Modern English version

I sing of a maiden
That is matchless,
King of all kings
For her son she chose.

He came as still
Where his mother was
As dew in April
That falls on the grass.

He came as still
To his mother’s bower
As dew in April
That falls on the flower.

He came as still
Where his mother lay
As dew in April
That falls on the spray.

Mother and maiden
There was never, ever one but she;
Well may such a lady
God’s mother be.

One Must Have A Mind Of Winter

Minnesota Winter

The Snow Man

Wallace Stevens – 1879-1955

One must have a mind of winter
To regard the frost and the boughs
Of the pine-trees crusted with snow;

And have been cold a long time
To behold the junipers shagged with ice,
The spruces rough in the distant glitter

Of the January sun; and not to think
Of any misery in the sound of the wind,
In the sound of a few leaves,

Which is the sound of the land
Full of the same wind
That is blowing in the same bare place

For the listener, who listens in the snow,
And, nothing himself, beholds
Nothing that is not there and the nothing that is.

Beyond the Red River

By Thomas McGrath (1916 – 1990)
The birds have flown their summer skies to the south,
And the flower-money is drying in the banks of bent grass
Which the bumble bee has abandoned.
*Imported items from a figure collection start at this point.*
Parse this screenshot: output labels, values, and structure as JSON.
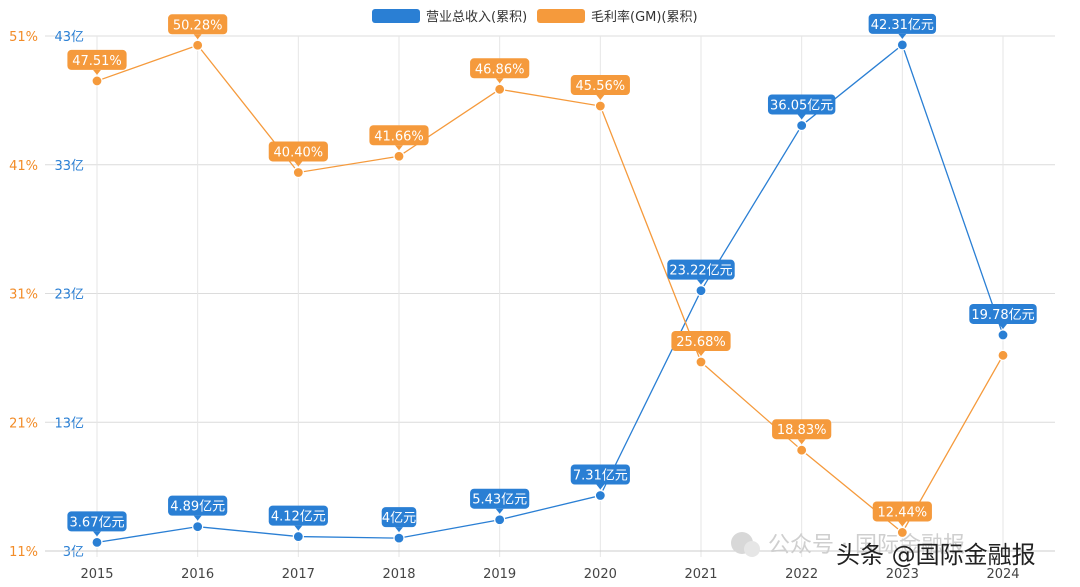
{
  "chart_data": {
    "type": "line",
    "categories": [
      "2015",
      "2016",
      "2017",
      "2018",
      "2019",
      "2020",
      "2021",
      "2022",
      "2023",
      "2024"
    ],
    "series": [
      {
        "name": "营业总收入(累积)",
        "axis": "right",
        "color": "#2a7fd4",
        "values": [
          3.67,
          4.89,
          4.12,
          4.0,
          5.43,
          7.31,
          23.22,
          36.05,
          42.31,
          19.78
        ],
        "labels": [
          "3.67亿元",
          "4.89亿元",
          "4.12亿元",
          "4亿元",
          "5.43亿元",
          "7.31亿元",
          "23.22亿元",
          "36.05亿元",
          "42.31亿元",
          "19.78亿元"
        ]
      },
      {
        "name": "毛利率(GM)(累积)",
        "axis": "left",
        "color": "#f59a3c",
        "values": [
          47.51,
          50.28,
          40.4,
          41.66,
          46.86,
          45.56,
          25.68,
          18.83,
          12.44,
          26.2
        ],
        "labels": [
          "47.51%",
          "50.28%",
          "40.40%",
          "41.66%",
          "46.86%",
          "45.56%",
          "25.68%",
          "18.83%",
          "12.44%",
          ""
        ]
      }
    ],
    "y_left": {
      "ticks": [
        "51%",
        "41%",
        "31%",
        "21%",
        "11%"
      ],
      "values": [
        51,
        41,
        31,
        21,
        11
      ],
      "ylim": [
        11,
        51
      ]
    },
    "y_right": {
      "ticks": [
        "43亿",
        "33亿",
        "23亿",
        "13亿",
        "3亿"
      ],
      "values": [
        43,
        33,
        23,
        13,
        3
      ],
      "ylim": [
        3,
        43
      ]
    },
    "grid": true,
    "legend_position": "top-center"
  },
  "watermark": {
    "text_light": "公众号 · 国际金融报",
    "text_dark": "头条 @国际金融报"
  }
}
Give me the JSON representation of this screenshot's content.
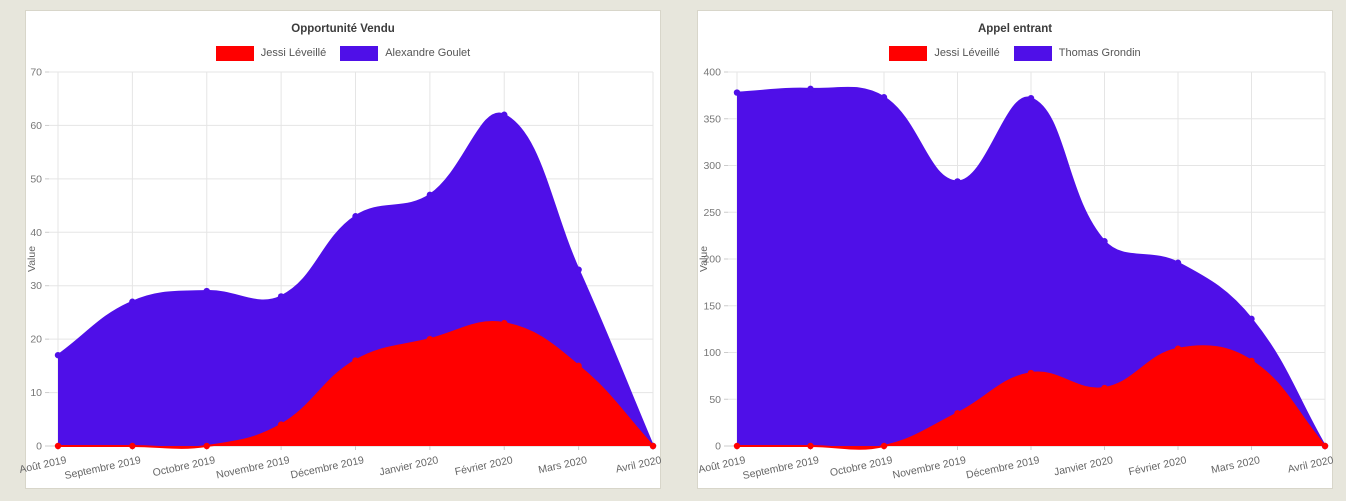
{
  "background_color": "#e7e6dc",
  "charts": [
    {
      "title": "Opportunité Vendu",
      "y_axis_label": "Value",
      "legend": [
        {
          "label": "Jessi Léveillé",
          "color": "#ff0000"
        },
        {
          "label": "Alexandre Goulet",
          "color": "#4f0fe8"
        }
      ]
    },
    {
      "title": "Appel entrant",
      "y_axis_label": "Value",
      "legend": [
        {
          "label": "Jessi Léveillé",
          "color": "#ff0000"
        },
        {
          "label": "Thomas Grondin",
          "color": "#4f0fe8"
        }
      ]
    }
  ],
  "chart_data": [
    {
      "type": "area",
      "title": "Opportunité Vendu",
      "categories": [
        "Août 2019",
        "Septembre 2019",
        "Octobre 2019",
        "Novembre 2019",
        "Décembre 2019",
        "Janvier 2020",
        "Février 2020",
        "Mars 2020",
        "Avril 2020"
      ],
      "series": [
        {
          "name": "Jessi Léveillé",
          "color": "#ff0000",
          "values": [
            0,
            0,
            0,
            4,
            16,
            20,
            23,
            15,
            0
          ]
        },
        {
          "name": "Alexandre Goulet",
          "color": "#4f0fe8",
          "values": [
            17,
            27,
            29,
            28,
            43,
            47,
            62,
            33,
            0
          ]
        }
      ],
      "stacked": false,
      "xlabel": "",
      "ylabel": "Value",
      "ylim": [
        0,
        70
      ],
      "ytick_step": 10,
      "grid": true,
      "legend_position": "top",
      "smoothing": "bezier",
      "point_markers": true
    },
    {
      "type": "area",
      "title": "Appel entrant",
      "categories": [
        "Août 2019",
        "Septembre 2019",
        "Octobre 2019",
        "Novembre 2019",
        "Décembre 2019",
        "Janvier 2020",
        "Février 2020",
        "Mars 2020",
        "Avril 2020"
      ],
      "series": [
        {
          "name": "Jessi Léveillé",
          "color": "#ff0000",
          "values": [
            0,
            0,
            0,
            35,
            78,
            62,
            104,
            91,
            0
          ]
        },
        {
          "name": "Thomas Grondin",
          "color": "#4f0fe8",
          "values": [
            378,
            382,
            373,
            283,
            372,
            219,
            196,
            136,
            0
          ]
        }
      ],
      "stacked": false,
      "xlabel": "",
      "ylabel": "Value",
      "ylim": [
        0,
        400
      ],
      "ytick_step": 50,
      "grid": true,
      "legend_position": "top",
      "smoothing": "bezier",
      "point_markers": true
    }
  ],
  "style": {
    "grid_color": "#e5e5e5",
    "axis_line_color": "#cccccc",
    "tick_label_color": "#777777",
    "x_label_rotation_deg": -12
  }
}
We wait for a winter lion,
Body of ice-crystals and sombrero of dead leaves.
A month ago, from the salt engines of the sea,
A machinery of early storms rolled toward the holiday houses
Where summer still dozed in the pool-side chairs, sipping
An aging whiskey of distances and departures.
Now the long freight of autumn goes smoking out of the land.
My possibles are all packed up, but still I do not leave.
I am happy enough here, where Dakota drifts wild in the universe,
Where the prairie is starting to shake in the surf of the winter dark.